Investigators observed a significant decline in HPV viral load in subsequent follow-ups (P <.0001). HPV16-positive patients were more likely to respond to radiochemotherapy than HPV18-positive patients (P <.0001). However, investigators did not see a significant correlation between pretreatment HPV viral load and clinical response (P = .896).

Quantitative HPV viral load at 9 months’ posttreatment also showed a correlation between incidence of overall relapse (P = .07) and especially locoregional relapse (P = .01). At 24 months’ posttreatment, 62% of patients in in the clearance group showed no evidence of disease compared with 30% in the persistent infection group. However, investigators found no correlation between incidence of reinfection and relapse rates.

On univariate analyses, FIGO stage, nodal status, pretreatment hemoglobin level, radiation dose, clinical response, and HPV infection status at 9 months and 24 months’ posttreatment had a significant impact on relapse-free survival (RFS), locoregional control (LRC), and overall survival (OS).
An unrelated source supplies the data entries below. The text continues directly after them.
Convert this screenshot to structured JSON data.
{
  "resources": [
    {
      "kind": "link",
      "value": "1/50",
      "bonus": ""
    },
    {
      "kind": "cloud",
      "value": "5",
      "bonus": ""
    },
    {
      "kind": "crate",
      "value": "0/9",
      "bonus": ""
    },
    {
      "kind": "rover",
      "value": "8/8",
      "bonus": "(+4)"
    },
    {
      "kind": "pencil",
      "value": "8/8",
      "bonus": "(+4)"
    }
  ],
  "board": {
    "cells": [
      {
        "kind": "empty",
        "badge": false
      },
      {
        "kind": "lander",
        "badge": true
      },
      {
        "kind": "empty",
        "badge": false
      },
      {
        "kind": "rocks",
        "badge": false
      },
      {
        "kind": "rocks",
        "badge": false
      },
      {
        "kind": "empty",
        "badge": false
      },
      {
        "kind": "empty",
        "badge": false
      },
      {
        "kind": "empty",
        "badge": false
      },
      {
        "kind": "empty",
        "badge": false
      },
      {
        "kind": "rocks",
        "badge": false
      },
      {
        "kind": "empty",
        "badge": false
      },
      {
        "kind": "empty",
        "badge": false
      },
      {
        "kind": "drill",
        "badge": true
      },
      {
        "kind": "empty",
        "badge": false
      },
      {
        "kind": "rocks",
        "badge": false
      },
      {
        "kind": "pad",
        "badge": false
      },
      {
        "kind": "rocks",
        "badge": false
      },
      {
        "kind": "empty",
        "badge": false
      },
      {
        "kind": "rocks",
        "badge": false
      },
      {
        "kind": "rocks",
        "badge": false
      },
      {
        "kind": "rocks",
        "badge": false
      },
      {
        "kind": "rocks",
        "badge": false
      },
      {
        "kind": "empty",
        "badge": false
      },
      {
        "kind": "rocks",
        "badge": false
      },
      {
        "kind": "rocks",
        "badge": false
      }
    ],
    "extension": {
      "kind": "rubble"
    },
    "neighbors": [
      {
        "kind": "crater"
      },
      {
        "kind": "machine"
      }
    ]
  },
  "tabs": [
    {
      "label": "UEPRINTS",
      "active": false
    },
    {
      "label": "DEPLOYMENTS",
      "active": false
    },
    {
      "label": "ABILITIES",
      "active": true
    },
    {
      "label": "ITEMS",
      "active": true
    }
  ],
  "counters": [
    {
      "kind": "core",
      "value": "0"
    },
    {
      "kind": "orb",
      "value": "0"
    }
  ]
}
However multivariate analysis showed that only nodal status and pretreatment hemoglobin had a significant impact on RFS and OS, while persistent HPV infection by 24 months affected LRC and RFS.

Mahantshetty U, Tanuja T, Pushpa N, et al. Impact of HPV 16/18 infection on clinical outcomes in locally advanced cervical cancers treated with radical radio (chemo) therapy - A prospective observational study [published online December 1, 2017]. Gynecol Oncol doi: 10.1016/j.ygyno.2017.11.034.